The present application relates generally to an improved data processing apparatus and method and more specifically to mechanisms for minimizing power consumption for fixed-frequency processing unit operation.
Oftentimes, central processing unit (CPU) design focuses on one or more of datapaths, control units, memory components, clock circuitry, pad transceiver circuitry, logic gate cell libraries, or the like. CPUs designed for high-performance markets may require custom designs for each of these items to achieve a desired frequency, power-dissipation, chip-area goal, or the like. Therefore, a CPU design project generally comprises major tasks, such as: programmer-visible instruction set architecture, architectural study and performance modeling, high-level synthesis or logic implementation, circuit design of speed critical components, logic synthesis or logic-gate-level design, chip timing analysis to confirm that all logic and circuits will run at a specified operating frequency, physical design, as well as other design specifications.
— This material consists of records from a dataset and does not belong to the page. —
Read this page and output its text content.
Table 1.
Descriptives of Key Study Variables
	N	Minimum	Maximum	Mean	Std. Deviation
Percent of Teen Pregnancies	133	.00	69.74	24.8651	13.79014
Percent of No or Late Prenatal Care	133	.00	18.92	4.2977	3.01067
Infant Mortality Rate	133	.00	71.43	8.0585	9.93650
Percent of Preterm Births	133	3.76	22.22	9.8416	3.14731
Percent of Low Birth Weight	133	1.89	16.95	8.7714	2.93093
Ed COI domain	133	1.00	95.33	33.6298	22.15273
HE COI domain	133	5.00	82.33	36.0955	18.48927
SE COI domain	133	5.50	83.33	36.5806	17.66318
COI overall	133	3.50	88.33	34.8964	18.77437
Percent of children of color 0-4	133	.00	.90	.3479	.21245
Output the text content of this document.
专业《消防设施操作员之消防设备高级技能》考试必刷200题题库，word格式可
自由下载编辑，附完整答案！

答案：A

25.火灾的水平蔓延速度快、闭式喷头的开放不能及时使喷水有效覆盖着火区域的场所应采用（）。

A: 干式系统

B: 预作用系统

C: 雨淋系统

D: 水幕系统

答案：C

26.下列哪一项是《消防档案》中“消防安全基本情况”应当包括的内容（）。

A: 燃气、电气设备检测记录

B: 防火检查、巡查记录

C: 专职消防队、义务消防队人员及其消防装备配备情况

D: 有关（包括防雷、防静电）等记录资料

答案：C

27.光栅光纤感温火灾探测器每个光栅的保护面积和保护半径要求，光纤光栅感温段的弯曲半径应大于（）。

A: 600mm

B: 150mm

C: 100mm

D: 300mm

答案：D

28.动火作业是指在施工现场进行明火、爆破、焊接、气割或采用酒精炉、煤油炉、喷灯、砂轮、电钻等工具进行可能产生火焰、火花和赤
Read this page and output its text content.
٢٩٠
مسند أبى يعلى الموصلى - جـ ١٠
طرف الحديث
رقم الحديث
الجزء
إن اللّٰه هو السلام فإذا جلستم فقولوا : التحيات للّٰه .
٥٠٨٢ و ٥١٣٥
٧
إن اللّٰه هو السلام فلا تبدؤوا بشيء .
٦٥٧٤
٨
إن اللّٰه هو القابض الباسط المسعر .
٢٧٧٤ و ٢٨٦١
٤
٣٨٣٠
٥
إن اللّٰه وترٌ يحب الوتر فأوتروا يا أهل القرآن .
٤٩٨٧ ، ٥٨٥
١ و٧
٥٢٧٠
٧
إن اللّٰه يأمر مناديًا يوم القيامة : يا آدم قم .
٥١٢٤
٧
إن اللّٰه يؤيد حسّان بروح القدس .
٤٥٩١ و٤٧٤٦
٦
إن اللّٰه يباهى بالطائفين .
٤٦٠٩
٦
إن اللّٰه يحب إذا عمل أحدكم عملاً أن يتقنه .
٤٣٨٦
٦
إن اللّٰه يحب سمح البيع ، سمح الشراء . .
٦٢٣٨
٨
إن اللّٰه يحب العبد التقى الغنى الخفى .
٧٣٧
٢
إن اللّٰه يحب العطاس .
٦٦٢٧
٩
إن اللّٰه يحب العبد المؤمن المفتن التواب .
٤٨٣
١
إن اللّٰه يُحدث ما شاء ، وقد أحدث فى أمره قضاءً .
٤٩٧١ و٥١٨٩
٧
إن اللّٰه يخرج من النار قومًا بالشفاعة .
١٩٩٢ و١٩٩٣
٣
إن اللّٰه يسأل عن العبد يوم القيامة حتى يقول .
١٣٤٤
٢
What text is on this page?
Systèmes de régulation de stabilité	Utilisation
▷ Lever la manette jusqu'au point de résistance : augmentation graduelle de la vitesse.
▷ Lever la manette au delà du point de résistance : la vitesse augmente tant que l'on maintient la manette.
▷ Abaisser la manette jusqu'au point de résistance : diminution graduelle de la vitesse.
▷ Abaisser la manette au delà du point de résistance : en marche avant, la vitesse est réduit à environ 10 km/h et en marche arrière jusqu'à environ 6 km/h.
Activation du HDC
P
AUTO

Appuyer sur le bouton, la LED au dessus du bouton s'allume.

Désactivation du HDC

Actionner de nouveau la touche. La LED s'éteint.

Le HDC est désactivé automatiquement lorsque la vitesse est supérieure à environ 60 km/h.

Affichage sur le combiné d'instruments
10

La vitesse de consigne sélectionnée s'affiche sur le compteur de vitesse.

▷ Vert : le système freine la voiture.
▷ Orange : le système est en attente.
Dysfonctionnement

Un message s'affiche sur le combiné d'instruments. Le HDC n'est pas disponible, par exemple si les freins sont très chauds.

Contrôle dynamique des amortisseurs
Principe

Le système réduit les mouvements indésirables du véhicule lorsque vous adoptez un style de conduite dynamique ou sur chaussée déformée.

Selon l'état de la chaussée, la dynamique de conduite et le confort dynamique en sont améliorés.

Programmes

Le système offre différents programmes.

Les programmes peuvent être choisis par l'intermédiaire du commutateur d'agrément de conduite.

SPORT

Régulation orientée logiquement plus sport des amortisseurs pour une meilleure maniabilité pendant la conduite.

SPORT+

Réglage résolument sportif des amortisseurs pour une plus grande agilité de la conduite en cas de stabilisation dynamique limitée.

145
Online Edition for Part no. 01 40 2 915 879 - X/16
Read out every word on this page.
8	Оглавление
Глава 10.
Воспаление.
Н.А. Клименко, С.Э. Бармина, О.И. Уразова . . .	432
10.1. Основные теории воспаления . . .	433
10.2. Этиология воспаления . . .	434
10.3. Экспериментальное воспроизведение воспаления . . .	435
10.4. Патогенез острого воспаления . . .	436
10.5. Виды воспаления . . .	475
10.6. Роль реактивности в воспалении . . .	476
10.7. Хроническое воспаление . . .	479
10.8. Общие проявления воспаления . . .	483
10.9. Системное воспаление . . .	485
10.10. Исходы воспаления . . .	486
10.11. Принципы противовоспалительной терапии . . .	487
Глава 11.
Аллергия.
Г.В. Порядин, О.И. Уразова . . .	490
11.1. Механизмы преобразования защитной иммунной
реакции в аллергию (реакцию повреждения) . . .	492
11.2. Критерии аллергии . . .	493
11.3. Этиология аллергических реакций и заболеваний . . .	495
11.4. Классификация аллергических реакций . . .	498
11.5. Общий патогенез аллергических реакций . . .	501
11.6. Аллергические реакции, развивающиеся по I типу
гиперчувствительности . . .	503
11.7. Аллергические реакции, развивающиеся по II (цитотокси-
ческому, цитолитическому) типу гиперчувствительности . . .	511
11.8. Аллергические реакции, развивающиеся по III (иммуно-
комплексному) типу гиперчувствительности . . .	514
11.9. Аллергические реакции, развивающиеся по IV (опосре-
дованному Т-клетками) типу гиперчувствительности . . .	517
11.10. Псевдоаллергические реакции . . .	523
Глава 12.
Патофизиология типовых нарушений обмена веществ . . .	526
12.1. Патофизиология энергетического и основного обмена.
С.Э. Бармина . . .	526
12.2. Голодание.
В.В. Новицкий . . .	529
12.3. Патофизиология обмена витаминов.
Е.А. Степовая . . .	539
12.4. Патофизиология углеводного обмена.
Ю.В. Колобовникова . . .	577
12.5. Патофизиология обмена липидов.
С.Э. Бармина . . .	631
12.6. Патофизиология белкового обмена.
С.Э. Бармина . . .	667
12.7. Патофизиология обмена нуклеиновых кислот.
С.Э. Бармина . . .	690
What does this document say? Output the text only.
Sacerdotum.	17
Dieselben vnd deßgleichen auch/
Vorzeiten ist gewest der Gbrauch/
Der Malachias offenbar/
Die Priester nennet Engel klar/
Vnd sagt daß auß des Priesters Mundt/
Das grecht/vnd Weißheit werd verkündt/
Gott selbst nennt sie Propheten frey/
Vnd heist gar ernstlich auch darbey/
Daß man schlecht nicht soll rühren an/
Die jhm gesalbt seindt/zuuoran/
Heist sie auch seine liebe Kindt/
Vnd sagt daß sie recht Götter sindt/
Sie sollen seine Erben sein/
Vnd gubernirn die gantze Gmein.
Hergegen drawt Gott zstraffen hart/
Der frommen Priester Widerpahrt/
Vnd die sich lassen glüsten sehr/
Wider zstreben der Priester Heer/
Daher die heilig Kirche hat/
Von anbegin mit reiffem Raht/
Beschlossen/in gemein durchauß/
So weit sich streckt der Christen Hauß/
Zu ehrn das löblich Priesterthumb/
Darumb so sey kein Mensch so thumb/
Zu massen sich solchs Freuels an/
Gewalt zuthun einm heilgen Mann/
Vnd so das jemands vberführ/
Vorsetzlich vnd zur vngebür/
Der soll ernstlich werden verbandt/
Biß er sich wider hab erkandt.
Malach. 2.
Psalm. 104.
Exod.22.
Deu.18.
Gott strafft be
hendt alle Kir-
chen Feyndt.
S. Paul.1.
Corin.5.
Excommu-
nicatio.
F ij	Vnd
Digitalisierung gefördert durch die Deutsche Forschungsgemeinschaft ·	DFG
Specific to chip timing is a nominal chip frequency, which is chosen based on worst-case corners often with large guard bands. Worst-case corners refer to all worst case conditions within a chip, such as highest possible temperature, worst possible workload, or the like. Large guard bands refers to additional voltage added for a given frequency of operation or a reduction in frequency for a given voltage to move away from an operational point where a chip timing failure has been demonstrated or projected to occur under some selected temperature and workload conditions. However, current technology is limited in reducing these large guard bands for chips with fully synchronous clocking grids. Further, for chips with asynchronous clocking grids, while guard bands may be reduced using dynamic frequency adjustments, these adjustments may not be made when the system bus frequency is equal to the core frequency, i.e. fixed frequencies.